J’ai une vision du marché de la reprise plus pessimiste que la plupart des observateurs, mais que je pense toutefois réaliste. Il est aussi vrai qu’il s’avère difficile de bâtir si l’on a pas une bonne appréhension de son environnement. Pour des raisons diverses, hommes politiques, élus locaux, élus de chambres de commerce se gargarisent de chiffres faciles. Faciles, car tellement globaux que l’on peut leur faire dire tout et son contraire. Annoncer qu’il y aura 400 000 entreprises à reprendre dans les 15 ans n’a pas de sens. Il existe dans les faits très peu de PME d’une certaine taille qui correspondent aux aspirations d’anciens cadres.
Pour moi, ce qui compte ce n’est pas tant de reprendre une entreprise que de reprendre un projet. Des entreprises qui n’ont pas de projet, il en existe beaucoup. Il s’échange sans doute quelques centaines de PME par an qui possède un projet distinctif. Par ailleurs, en dessous de dix salariés, il ne peut y avoir de véritable encadrement, c’est le patron qui fait tout. Il vaut mieux créer que reprendre ce type d’entreprises, à moins de posséder déjà une structure et de les racheter.
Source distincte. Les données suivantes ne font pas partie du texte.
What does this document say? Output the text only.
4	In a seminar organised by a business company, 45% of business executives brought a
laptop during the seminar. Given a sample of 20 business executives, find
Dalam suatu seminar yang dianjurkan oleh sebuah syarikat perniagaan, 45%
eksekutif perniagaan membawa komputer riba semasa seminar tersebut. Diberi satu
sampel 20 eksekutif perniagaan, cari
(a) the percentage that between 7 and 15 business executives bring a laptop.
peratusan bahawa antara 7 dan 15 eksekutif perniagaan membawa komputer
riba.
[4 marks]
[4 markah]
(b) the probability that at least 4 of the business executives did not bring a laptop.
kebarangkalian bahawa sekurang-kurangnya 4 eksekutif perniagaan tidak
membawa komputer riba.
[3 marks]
Le marché de la reprise est-il véritablement miné, comme l’indique le titre de votre ouvrage ?
A mon avis oui, ce marché est miné et truffé de pièges. Il s’adresse principalement à des personnes en rupture et souvent pétries de mauvaises habitudes. Nombre de candidats repreneurs abordent ce marché de la reprise avec la logique marketing que l’on développe dans les grands groupes, c’est-à-dire avec une vue très large des choses, alors qu’ils se retrouvent face à des réalités extraordinairement terre-à-terre. Il s’agit d’une première difficulté.
Par ailleurs, lors du processus de recherche de la cible, il est illusoire de vouloir recenser la totalité des opportunités de ce marché, d’isoler celles qui vous correspondent et de les classer selon un ordre rationnel de priorité en fonction du prix ou d’un autre élément. Dans la réalité, cela ne se passe jamais ainsi. C’est le hasard et les rencontres qui dominent. Il s’agit d’un deuxième écueil. Ce marché est également miné, car le repreneur y rencontrera un certain nombre d’acteurs qui ne sont pas toujours recommandables.

Comment analysez-vous la relation repreneur / cédant ?
Bien que ce soit le repreneur qui signe le chèque, il se trouve dans la position de se vendre lui-même et non dans une position d’acheteur. Le cédant, qui lui devrait logiquement se trouver dans la situation de vendeur, est dans les faits dans celle du recruteur. Ceci reflète la réalité d’un marché où il y a peu de vrais entreprises à reprendre. C’est aussi pour cette raison qu’il y a la place pour des personnes qui viennent vous escroquer.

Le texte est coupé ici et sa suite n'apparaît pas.